ON AURAIT AIME PLUS SUR L'ELECTION ELLE-MEME
 

Dans Résolution française, François Bayrou nous soumet son état d’esprit sur la France dans le monde d’aujourd’hui. Ce sont les considérations générales de quelqu’un qui a réfléchi depuis longtemps sur les orientations dans lesquelles devrait s’engager le pays face aux défis actuels mais ce n’est pas le livre programmatique de celui qui aurait déjà pris la décision de se porter candidat à l’élection présidentielle en cours. On est dans un entre-deux. C’est au lecteur d’aller chercher ce qu’il verrait de concret derrière les différents éclairages apportés.

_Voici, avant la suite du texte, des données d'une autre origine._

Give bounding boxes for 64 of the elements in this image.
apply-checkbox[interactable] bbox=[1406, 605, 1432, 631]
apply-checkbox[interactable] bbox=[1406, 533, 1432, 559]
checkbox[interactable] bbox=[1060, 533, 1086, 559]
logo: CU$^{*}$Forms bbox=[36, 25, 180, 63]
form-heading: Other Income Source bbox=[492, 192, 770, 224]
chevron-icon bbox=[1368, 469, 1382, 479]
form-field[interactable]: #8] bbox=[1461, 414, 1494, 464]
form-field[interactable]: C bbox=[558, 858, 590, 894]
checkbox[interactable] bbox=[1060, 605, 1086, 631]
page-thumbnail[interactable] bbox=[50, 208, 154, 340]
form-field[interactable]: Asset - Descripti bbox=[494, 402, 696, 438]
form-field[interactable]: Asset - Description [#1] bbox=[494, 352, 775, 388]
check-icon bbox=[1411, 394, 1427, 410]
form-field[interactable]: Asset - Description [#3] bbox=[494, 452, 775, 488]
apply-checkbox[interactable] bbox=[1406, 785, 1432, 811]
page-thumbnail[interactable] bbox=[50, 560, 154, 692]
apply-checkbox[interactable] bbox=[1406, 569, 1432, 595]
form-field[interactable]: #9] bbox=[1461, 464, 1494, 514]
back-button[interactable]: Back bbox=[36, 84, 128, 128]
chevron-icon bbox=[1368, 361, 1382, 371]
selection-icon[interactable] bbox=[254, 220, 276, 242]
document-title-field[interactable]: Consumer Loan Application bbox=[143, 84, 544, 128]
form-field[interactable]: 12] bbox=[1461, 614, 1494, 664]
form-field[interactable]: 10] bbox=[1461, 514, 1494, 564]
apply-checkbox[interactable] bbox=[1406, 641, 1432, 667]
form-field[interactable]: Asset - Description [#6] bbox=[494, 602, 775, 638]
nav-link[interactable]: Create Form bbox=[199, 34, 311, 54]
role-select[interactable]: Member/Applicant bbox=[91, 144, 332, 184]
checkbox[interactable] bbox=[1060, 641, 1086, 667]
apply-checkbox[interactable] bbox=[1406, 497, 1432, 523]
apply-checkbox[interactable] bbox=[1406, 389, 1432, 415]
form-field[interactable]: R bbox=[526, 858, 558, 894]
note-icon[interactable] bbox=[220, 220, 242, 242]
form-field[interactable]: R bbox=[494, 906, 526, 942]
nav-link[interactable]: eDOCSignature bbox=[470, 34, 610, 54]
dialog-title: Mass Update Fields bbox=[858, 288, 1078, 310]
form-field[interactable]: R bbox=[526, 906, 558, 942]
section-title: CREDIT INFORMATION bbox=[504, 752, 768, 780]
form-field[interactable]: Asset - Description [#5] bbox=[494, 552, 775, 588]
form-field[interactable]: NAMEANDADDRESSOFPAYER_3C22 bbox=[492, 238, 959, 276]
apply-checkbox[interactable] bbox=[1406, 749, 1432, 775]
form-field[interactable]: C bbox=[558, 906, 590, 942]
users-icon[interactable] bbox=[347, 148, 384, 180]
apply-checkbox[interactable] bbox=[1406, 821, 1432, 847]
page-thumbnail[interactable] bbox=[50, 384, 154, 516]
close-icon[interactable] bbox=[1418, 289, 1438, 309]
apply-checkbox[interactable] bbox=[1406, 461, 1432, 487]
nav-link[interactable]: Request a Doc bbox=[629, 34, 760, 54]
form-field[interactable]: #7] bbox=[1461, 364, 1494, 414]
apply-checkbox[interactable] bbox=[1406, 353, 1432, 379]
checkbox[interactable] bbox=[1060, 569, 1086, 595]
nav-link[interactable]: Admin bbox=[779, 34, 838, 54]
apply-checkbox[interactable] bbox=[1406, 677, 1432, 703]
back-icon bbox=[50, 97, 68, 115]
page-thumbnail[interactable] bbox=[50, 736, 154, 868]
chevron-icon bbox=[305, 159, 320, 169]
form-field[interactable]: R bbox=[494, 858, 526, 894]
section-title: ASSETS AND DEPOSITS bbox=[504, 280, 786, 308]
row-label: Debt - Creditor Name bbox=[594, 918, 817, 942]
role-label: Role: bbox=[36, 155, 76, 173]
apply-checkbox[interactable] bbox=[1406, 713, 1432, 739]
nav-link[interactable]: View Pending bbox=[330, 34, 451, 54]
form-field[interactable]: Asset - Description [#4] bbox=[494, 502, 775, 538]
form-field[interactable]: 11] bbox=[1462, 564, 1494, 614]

Le livre prône l’optimisme pour sortir de l’embourbement que beaucoup ressentent ces dernières années. François Bayrou conseille de donner une place nouvelle au peuple. Il parle à plusieurs reprises de responsabilité. Les gens sont responsables et il faut leur faire confiance au moment où ils ont de moins en moins confiance en ceux qui se proposent de les gouverner. Mais ils sont tout aussi responsables des mauvais choix qui ont pu être commis que les dirigeants en place. C’est un angle de réflexion très intéressant quand on veut réfléchir sur le rôle du citoyen électeur. Malheureusement, nous reprocherons ici à François Bayrou de ne considérer que la période entre deux élections, pas le jour même de l’élection. Peut-être considère-t-il que ce ne sont que des questions techniques qui ne relèvent pas de la hauteur de vue qu’il s’est assignée. Nous ne le croyons pas puisqu’il rejette lui-même cette objection quand il aborde les questions institutionnelles, disant qu’elles sont aussi importantes que l’étude du muscle cardiaque quand on s’interroge sur la vie.
 

« Le peuple citoyen (…) n’est pas, n’est plus un soliveau ». Jolie formule pour rabattre le clapet – définitivement ? – à l’humanisme libéral du sénateur Raffarin, décliné par le célèbre « France d’en haut et France d’en bas » du Premier ministre du même nom. « Le temps n’est plus, et c’est heureux, où l’on pouvait entretenir la fiction que les compétents étaient en haut et les incompétents en bas. » écrit François Bayrou. Mais pour que l’on soit vraiment convaincu de cette révolution copernicienne chez un homme politique, il eût été bienvenu que le titre de ce chapitre ne soit pas simplement "Le peuple partenaire du pouvoir" mais "Le peuple, moteur du pouvoir". En lisant ces pages, on retient l’idée que face à « des ‘réformes’ imposées à la schlague », le peuple descendra dans la rue. Et que « ce n’est pas dans les Assemblées que les majorités se décident, c’est dans le sentiment populaire, au fil des sondages et des émissions de télévision. » Quid de l’élection ?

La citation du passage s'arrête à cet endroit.